FIG. 1 is a circuit diagram of a power supply device using an embodiment of the present invention, FIG. 2 is a schematic diagram of the configuration of a power protection device according to the embodiment shown in FIG. 4 is an exploded perspective view, FIG. 4 is an external perspective view of the above embodiment, FIG. 5 is a conventional overcurrent protection circuit using a positive characteristic thermistor P, and FIG. 6 is a negative characteristic thermistor N.

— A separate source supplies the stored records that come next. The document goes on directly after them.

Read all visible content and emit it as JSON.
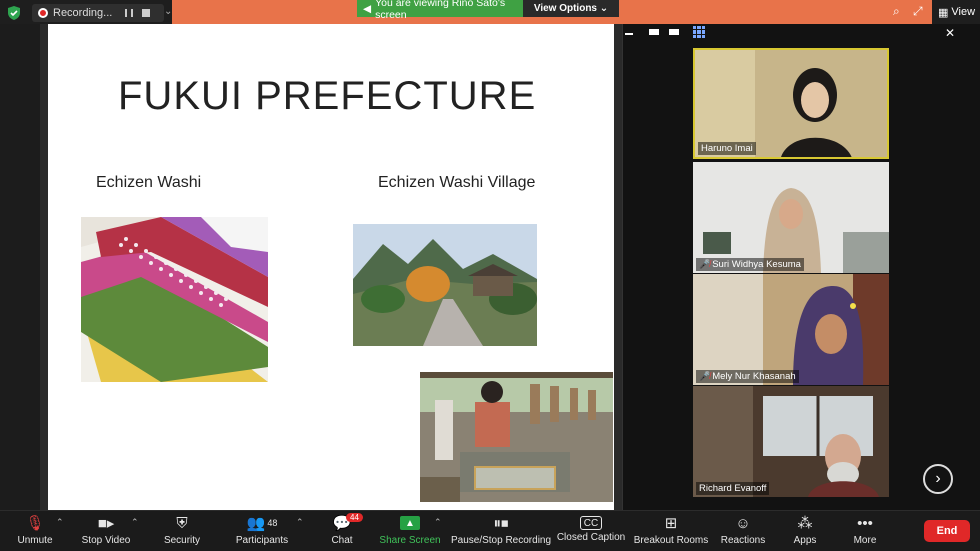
{
  "topbar": {
    "recording_label": "Recording...",
    "viewing_banner": "You are viewing Rino Sato's screen",
    "view_options": "View Options",
    "view_label": "View"
  },
  "slide": {
    "title": "FUKUI PREFECTURE",
    "label_left": "Echizen Washi",
    "label_right": "Echizen Washi Village"
  },
  "participants": [
    {
      "name": "Haruno Imai",
      "muted": false
    },
    {
      "name": "Suri Widhya Kesuma",
      "muted": true
    },
    {
      "name": "Mely Nur Khasanah",
      "muted": true
    },
    {
      "name": "Richard Evanoff",
      "muted": false
    }
  ],
  "toolbar": {
    "unmute": "Unmute",
    "stop_video": "Stop Video",
    "security": "Security",
    "participants": "Participants",
    "participants_count": "48",
    "chat": "Chat",
    "chat_badge": "44",
    "share_screen": "Share Screen",
    "recording": "Pause/Stop Recording",
    "closed_caption": "Closed Caption",
    "breakout_rooms": "Breakout Rooms",
    "reactions": "Reactions",
    "apps": "Apps",
    "more": "More",
    "end": "End"
  },
  "colors": {
    "accent_green": "#3fa143",
    "end_red": "#e02828",
    "top_strip": "#e8734a"
  },
  "icons": [
    "shield-icon",
    "record-icon",
    "search-icon",
    "fullscreen-icon",
    "microphone-muted-icon",
    "video-camera-icon",
    "security-shield-icon",
    "participants-icon",
    "chat-icon",
    "share-arrow-icon",
    "pause-stop-icon",
    "cc-icon",
    "breakout-grid-icon",
    "reaction-smile-icon",
    "apps-icon",
    "more-dots-icon"
  ]
}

FIG. 7 shows a conventional pulse high voltage protection circuit using a varistor V. P...Positive characteristic thermistor, N...Negative characteristic thermistor, V...Varistor, 10...Power protection device,
11...Common terminal, 12...Slit, 13-1
5...terminal, 16...insulation case.

Claims (1)

[Claims] 1 A positive characteristic thermistor, a negative characteristic thermistor, and a varistor are housed in one case, and one terminal of each of the positive characteristic thermistor, negative characteristic thermistor, and varistor is connected within the case, and the negative The other terminal of the characteristic thermistor is led out of the case so that it is connected to one end of the load circuit, the other terminal of the positive characteristic thermistor is connected to the power supply, and the other terminal of the varistor is connected to the other end of the load circuit and the power supply. The positive thermistor and the varistor are in a close thermal relationship, and the positive thermistor and the varistor are in a sparse thermal relationship with the negative thermistor. Power protection device.